Over the course of the past decade, South Asia has faced significant challenges as the United States imposed a new cold war against China. Initially, India participated with the United States in the formations around the U.S. Indo-Pacific Strategy. But, since the Russian invasion of Ukraine in February 2022, India has begun to distance itself from this U.S. initiative and tried to put its own national agenda at the forefront. This meant that India did not condemn Russia but continued to buy Russian oil. At the same time, China had—through the Belt and Road Initiative (BRI)—built infrastructure in Bangladesh, Nepal, Pakistan, and Sri Lanka, India’s neighbors.

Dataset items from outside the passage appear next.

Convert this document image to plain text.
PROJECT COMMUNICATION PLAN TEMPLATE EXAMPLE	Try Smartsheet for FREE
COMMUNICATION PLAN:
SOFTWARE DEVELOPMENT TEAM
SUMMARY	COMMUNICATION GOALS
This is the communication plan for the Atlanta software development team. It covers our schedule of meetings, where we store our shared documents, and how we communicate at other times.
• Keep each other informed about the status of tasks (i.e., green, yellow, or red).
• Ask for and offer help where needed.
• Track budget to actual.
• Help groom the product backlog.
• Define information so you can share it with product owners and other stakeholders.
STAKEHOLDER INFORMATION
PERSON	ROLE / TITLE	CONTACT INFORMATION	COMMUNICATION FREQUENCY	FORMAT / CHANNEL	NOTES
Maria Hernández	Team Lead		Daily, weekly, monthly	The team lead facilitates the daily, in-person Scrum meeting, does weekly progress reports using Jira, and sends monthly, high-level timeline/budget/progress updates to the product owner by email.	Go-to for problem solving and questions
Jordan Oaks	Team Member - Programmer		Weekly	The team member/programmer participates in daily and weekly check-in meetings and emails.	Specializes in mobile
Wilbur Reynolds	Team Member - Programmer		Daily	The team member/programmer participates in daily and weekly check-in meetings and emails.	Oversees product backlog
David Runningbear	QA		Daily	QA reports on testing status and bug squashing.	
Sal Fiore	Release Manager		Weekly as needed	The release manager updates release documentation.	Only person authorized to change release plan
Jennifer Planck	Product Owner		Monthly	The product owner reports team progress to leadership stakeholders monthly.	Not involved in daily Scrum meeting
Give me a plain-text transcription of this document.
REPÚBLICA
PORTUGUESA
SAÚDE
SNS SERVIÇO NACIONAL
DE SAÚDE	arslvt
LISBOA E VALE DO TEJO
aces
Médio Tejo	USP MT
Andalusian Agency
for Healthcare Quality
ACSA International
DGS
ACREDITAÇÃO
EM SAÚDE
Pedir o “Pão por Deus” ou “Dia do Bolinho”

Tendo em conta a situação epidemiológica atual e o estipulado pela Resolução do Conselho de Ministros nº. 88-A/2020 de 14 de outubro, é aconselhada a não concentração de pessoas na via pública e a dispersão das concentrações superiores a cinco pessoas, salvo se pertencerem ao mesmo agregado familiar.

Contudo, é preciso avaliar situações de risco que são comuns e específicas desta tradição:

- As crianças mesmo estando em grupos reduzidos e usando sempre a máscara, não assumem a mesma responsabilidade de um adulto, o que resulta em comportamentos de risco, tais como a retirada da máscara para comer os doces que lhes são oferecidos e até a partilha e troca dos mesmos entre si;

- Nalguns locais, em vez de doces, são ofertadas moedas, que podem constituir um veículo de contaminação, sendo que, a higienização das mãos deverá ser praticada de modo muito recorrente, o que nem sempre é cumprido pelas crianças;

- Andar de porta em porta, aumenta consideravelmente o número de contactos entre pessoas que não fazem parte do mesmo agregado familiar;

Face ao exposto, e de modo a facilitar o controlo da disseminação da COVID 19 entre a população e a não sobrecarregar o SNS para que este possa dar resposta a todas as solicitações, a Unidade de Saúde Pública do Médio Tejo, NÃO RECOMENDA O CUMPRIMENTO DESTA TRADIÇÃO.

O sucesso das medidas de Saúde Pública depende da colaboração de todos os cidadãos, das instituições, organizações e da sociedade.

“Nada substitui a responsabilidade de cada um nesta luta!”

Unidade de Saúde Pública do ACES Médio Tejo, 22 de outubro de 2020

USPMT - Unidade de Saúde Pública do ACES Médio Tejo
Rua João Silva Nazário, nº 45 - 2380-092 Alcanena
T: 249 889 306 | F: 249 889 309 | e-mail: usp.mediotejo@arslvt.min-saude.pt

It is perhaps not a coincidence that four governments in the region that had begun to collaborate with the BRI have fallen, and that their replacements in three of them are eager for better ties with the United States. This includes Shehbaz Sharif, who came to power in Pakistan in April 2022 with the ouster of Imran Khan (now in prison), Ranil Wickremesinghe, who briefly came to power in Sri Lanka in July 2022 after setting aside a mass uprising that had other ideas than the installation of a party with only one member in parliament (Wickremesinghe himself), and KP Sharma Oli, who came to power in July 2024 in Nepal after a parliamentary shuffle that removed the Maoists from power.

What role the removal of Sheikh Hasina will play in the calculations in the region can only be gauged after elections are held under the interim government. But there is little doubt that these decisions in Dhaka are not without their regional and global implications.

The students rely upon the power of the mass demonstrations for their legitimacy. What they do not have is an agenda for Bangladesh, which is why the old neoliberal technocrats are already swimming like sharks around the interim government. In their ranks are those who favor the BNP and the Islamists. What role they will play is yet to be seen.

If the student committee now formed a bloc with the trade unions, particularly the garment worker unions, there is the possibility that they might indeed form the opening for building a new democratic and people-centered Bangladesh. If they are unable to build this historical bloc, they may be pushed to the side, just like the students and workers in Egypt, and they might have to surrender their efforts to the military and an elite that has merely changed its jersey.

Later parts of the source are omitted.